I wrote earlier about security intrusions that can damage the country as well as the president. I also wrote about an assistant professor at the Faculty of Arts at Cairo University who is preparing her PhD at a university in Europe, while security agencies sent a letter to the university requesting that she be sent back and her studies terminated.
I watched on YouTube a phone-in by the president of Cairo University to Gaber El-Armouti’s programme where he read out my article. In the phone call, the university president said it is nothing to do with the university, adding that there may be security reasons relating to the state's higher interests. He also said that anyone can be wrong, even the security agencies.

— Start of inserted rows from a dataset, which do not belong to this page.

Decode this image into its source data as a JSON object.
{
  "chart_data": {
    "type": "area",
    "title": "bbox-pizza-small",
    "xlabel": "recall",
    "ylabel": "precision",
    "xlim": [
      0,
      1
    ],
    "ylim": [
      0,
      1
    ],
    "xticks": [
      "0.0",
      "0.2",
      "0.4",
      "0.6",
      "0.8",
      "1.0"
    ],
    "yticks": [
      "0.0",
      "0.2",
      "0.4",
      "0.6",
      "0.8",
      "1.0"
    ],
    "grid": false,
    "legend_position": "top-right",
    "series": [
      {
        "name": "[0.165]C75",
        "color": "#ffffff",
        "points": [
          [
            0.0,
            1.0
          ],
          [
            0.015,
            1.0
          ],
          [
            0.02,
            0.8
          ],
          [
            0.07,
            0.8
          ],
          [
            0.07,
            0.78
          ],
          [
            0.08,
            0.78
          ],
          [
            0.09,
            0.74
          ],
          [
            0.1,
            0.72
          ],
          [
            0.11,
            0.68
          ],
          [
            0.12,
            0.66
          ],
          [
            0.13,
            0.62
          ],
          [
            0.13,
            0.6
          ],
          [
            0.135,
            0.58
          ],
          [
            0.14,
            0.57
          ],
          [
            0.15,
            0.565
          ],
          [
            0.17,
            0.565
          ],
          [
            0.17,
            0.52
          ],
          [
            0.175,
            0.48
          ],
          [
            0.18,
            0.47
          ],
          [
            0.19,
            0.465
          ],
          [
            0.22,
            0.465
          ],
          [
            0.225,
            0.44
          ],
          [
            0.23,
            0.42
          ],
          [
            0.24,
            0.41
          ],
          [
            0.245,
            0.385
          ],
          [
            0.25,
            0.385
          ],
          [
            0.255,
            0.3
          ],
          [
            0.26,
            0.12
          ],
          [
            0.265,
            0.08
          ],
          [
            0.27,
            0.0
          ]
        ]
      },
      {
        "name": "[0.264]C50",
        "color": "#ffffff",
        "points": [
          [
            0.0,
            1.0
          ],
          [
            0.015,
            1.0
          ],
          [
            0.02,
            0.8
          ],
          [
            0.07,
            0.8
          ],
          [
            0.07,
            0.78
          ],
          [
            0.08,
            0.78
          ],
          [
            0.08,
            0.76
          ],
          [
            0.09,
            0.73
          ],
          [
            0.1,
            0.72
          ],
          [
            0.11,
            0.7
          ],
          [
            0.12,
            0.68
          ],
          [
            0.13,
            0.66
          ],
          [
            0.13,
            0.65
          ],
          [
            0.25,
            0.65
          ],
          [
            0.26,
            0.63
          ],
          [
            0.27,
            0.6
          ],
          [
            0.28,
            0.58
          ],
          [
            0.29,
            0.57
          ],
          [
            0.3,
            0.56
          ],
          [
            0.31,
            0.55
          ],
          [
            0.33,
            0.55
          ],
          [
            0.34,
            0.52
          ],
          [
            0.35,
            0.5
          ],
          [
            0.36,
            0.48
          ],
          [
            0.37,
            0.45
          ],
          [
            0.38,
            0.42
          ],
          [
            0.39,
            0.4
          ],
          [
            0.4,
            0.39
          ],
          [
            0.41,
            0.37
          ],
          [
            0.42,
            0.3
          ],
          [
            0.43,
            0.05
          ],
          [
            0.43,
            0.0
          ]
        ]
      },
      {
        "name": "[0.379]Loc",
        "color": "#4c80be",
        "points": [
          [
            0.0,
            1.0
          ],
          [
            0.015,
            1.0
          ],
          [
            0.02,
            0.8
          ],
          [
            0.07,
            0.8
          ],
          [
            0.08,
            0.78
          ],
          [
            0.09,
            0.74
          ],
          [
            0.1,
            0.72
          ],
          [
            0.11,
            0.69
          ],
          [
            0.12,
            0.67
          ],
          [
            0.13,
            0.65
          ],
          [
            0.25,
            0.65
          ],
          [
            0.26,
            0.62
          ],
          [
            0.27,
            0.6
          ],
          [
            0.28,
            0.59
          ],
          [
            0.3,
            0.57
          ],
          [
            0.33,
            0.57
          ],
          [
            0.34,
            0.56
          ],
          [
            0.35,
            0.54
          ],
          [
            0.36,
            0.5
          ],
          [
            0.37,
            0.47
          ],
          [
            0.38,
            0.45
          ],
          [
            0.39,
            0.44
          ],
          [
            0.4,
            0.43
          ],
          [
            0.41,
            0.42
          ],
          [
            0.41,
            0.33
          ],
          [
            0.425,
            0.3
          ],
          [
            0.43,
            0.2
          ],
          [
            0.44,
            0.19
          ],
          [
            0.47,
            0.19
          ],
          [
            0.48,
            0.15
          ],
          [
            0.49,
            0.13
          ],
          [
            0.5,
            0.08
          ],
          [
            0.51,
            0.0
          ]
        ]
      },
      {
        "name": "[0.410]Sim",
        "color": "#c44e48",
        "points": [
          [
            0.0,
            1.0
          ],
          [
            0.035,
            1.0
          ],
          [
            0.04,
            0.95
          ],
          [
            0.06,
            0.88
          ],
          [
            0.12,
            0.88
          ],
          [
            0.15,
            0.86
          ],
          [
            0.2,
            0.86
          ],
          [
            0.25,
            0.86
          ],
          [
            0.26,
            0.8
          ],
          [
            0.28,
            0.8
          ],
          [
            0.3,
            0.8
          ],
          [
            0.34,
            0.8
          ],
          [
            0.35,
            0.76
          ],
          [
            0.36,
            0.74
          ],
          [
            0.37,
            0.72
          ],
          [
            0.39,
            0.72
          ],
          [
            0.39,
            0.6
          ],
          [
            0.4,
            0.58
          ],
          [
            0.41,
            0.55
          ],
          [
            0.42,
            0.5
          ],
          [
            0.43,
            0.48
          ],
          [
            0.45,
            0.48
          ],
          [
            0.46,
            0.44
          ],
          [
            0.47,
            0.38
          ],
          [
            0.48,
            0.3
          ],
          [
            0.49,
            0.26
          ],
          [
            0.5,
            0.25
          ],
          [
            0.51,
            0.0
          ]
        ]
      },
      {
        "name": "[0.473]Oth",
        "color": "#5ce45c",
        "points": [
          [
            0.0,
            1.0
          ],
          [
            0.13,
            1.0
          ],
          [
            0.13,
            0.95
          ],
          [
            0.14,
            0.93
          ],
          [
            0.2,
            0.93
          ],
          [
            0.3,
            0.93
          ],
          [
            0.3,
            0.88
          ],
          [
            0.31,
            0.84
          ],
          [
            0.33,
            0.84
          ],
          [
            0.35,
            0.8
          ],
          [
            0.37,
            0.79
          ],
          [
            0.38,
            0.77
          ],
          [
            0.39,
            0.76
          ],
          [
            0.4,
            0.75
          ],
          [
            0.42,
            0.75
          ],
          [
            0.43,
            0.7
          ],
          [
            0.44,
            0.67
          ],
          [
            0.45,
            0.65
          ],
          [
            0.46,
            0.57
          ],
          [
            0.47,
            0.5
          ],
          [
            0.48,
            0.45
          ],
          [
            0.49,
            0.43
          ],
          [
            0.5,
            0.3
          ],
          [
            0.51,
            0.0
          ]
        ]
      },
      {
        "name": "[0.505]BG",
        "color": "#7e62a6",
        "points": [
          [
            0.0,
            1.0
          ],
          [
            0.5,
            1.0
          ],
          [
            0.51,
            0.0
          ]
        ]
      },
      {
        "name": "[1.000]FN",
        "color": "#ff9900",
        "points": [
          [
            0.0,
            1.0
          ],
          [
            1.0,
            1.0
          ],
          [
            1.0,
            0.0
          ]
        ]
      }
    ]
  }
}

Here are the facts of the matter:
1. The board of the Faculty of Arts at Cairo University and the university board and president (through his deputy) approved a personal grant given to Kholoud Saber, assistant professor in the faculty, to earn a doctorate degree in psychology from the University of Leuven in Belgium. The university board agreed on 12 August to grant her study leave with payment, and paid an airline ticket. She filled in four copies of forms to security agencies and left.
2. The chairman of the department called her a few months later and sent her a letter asking her to return, because security agencies did not grant approval. Some professors called the university president asking him to intervene and he promised to help resolve the issue.
3. As well as the university’s approval, the law clearly makes a distinction between academic missions funded by the state — which require the approval of the Executive Committee of Missions at the Ministry of Higher Education — and sabbaticals that are not funded by the state. Besides, the committee’s opinion is only advisory and not final.
This committee meets twice every academic year, and therefore recalling Saber has nothing to do with academic missions, but rather with security agencies intruding on the independence of the university and not wanting Saber to earn a doctorate from a reputable university (among the top 100 in the world) without funding from the state, even though she is the top of her class with honours.
This is only because Saber is a respectable person and leader who is popular with her colleagues and students, and refuses to follow directives from security agencies. She played a key role in standing up to the Muslim Brotherhood, out of patriotism and not because security agencies made her do it.
Security agencies do not want honourable, patriotic leaders to become members of university faculties, but instead want “kind people” who listen to orders or at least are not active. Ideally, they would be spies for security agencies, writing reports about their colleagues.
4. If security agencies have valid reasons for requesting Saber's return and the termination of her studies they should make them public and send them officially to the president of the university. If there is a threat to national security, they should tell us about it.
Egypt will not make any progress, nor be secure, nor will the regime grow in strength and popularity, without patriotic academic leaders in universities, active labour unions, student unions, and professional syndicates. That is when the people become the main support for the regime, instead of doing constant battle with security agencies. Security agencies must understand that their job is to protect Egypt, not destroy all that is good in the country.
Tension is building up and one month ago a petition was signed by dozens of university professors, whose numbers will grow by the hundreds at Cairo University, and others in support of Saber.
Why push the country to the precipice? Why undermine the president’s popularity unnecessarily? Why create a new problem for the president of Cairo University who is already burdened by hundreds of others?
To those in charge of security, either make public the rationale with documented evidence or withdraw your letter. We want justice and will not be silenced.
Stand up, Egyptians. Egypt is always calling on you.
The writer is head of the Egyptian Social Democratic Party.